Thousands of highly paid Visteon workers will revert to Ford, bringing the suppliers’ wage rates in line with competitors.


But Visteon still has big structural problems – most notably its reliance on Ford. That burden will persist for several years. The company now has control of its destiny, but still has miles to go before it sleeps. After all, the changes get Visteon close to where Delphi already is.


Diversifying away from Ford will continue to be a key management target, and winning new customers will be expensive, time-consuming and riskier than rollover business.


The portfolio is not one Jack Welch would approve of. Visteon is far from No. 1 or No. 2 in most of its businesses it will now focus on. In fact, some of the sectors in are among the toughest in the industry at present.


The aircon wars


In air-conditioning, for example, Visteon faces the possibility of divergent international standards and higher investment costs as some markets move to CO2 based systems. The air-conditioning market is mature in North America, Japan and Korea, and extremely competitive in Europe.


Hypercompetitive Denso has picked out air-conditioning as a major platform for its international growth, while competitors such as Valeo and Delphi have strong economies of scale. And Behr is better placed at the high-end.


Lighting is a very difficult business and while Visteon’s share in Europe is growing, it remains small. Visteon’s share of the lighting market in Europe has moved from 10% in 2004 to a projected 18% in a few years time – on the basis of the company’s low-cost manufacturing strength in the Czech Republic.


The interiors segment is burdened with ailing companies such as Collins & Aikman that are trying to compete under the cost-effective shelter of Chapter 11.


Meanwhile, Visteon’s module assembly and complex system management experience have not been the great strengths that they were expected to be a few years ago when the trend to outsourcing modules and systems seemed ready to take off.


In electronics, Visteon has been unable to make the investments needed to grow its business – at least not to the degree that companies such as Bosch, Continental, Denso have done.


Lots of talent


But Visteon’s new structure does allow management to focus on normal business challenges.
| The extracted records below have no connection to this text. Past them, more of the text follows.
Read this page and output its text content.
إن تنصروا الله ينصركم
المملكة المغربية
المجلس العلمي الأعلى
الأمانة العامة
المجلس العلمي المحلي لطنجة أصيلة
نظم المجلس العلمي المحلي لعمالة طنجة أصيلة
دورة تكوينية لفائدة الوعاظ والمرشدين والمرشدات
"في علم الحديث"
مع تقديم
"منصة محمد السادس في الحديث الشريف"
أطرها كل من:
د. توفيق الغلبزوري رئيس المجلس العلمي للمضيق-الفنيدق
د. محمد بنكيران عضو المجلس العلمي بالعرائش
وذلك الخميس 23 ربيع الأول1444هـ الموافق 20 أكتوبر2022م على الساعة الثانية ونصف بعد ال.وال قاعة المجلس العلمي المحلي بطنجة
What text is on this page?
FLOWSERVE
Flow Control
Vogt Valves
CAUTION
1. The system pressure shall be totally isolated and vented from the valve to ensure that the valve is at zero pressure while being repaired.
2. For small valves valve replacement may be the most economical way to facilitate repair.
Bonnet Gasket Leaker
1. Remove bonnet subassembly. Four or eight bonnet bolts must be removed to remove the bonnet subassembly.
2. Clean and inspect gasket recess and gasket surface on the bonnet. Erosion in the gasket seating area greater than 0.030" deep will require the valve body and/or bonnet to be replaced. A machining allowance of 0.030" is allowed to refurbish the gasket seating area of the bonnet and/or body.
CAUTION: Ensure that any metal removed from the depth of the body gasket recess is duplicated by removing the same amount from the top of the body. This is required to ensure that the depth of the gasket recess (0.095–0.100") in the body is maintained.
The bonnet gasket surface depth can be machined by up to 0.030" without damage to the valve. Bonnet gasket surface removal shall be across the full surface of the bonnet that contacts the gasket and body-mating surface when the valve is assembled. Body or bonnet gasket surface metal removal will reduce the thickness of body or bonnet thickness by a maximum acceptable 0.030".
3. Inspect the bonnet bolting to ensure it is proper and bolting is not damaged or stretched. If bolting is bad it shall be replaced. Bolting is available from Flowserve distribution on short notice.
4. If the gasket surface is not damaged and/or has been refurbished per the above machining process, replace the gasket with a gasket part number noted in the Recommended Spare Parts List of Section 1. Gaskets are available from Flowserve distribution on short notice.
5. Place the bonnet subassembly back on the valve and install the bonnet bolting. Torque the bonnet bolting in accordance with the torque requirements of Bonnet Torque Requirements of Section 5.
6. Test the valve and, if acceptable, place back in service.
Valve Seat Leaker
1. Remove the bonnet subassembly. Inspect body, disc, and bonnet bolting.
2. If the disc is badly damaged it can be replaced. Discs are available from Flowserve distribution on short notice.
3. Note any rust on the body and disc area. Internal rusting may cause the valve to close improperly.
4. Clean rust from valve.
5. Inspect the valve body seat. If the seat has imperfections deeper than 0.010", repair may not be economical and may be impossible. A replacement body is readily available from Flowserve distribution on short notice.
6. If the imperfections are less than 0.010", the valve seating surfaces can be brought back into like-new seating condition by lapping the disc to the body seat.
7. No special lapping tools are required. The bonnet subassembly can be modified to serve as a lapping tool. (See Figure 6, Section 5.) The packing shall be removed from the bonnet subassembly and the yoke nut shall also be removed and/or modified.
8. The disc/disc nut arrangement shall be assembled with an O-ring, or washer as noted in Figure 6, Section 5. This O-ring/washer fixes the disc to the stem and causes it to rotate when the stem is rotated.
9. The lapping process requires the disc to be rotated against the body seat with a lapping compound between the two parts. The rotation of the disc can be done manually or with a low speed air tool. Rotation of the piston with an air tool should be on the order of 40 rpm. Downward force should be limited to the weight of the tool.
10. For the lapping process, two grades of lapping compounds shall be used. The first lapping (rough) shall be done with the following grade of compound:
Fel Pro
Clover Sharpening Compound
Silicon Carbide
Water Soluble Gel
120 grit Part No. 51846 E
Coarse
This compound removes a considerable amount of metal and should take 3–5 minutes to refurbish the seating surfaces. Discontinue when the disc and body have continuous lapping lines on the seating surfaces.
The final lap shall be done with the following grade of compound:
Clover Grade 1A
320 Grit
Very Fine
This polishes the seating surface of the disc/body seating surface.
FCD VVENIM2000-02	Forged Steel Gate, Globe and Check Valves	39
The company’s crisis had gone on too long, and was damaging the company’s prospects, even in its healthier operations.


Visteon’s alarming share price decline through the first few months of 2005; the Standard & Poor’s downgrading of Visteon’s credit rating by three notches to four steps below junk at the end of April, and North American chief James Orchard’s departure at the beginning of May were signs that the company was foundering. No carmaker wants to entrust long-term strategic programmes to a supplier whose future is uncertain.


Yet despite the upheaval at the top in recent weeks, it’s a pretty solid management team. Given the burden of legacy costs, management performance has been strong, especially in Europe and Asia.


In Europe, the company has transformed itself culturally with a much more international group of managers and better balanced research and development footprint.


European boss Heinz Pfannschmidt has been one of the company’s brightest lights.


Ex-Lear international boss Don Stebbins is a key addition as the new COO.


Michael Johnston has been the first Visteon CEO to make a real difference in the company’s fortunes after a line of less-than-successful leaders – Charlie Szuluk, Craig Muhlhauser and Peter Pestillo.


Now management will be allowed to focus on making a success of 2005 – without the prospects being threatened by structurally uncompetitive operations that it was unable to exit.


Visteon has lots of able executives – and it will need every last one of them. Indeed, it is a chance for Visteon managers to show how good they really are.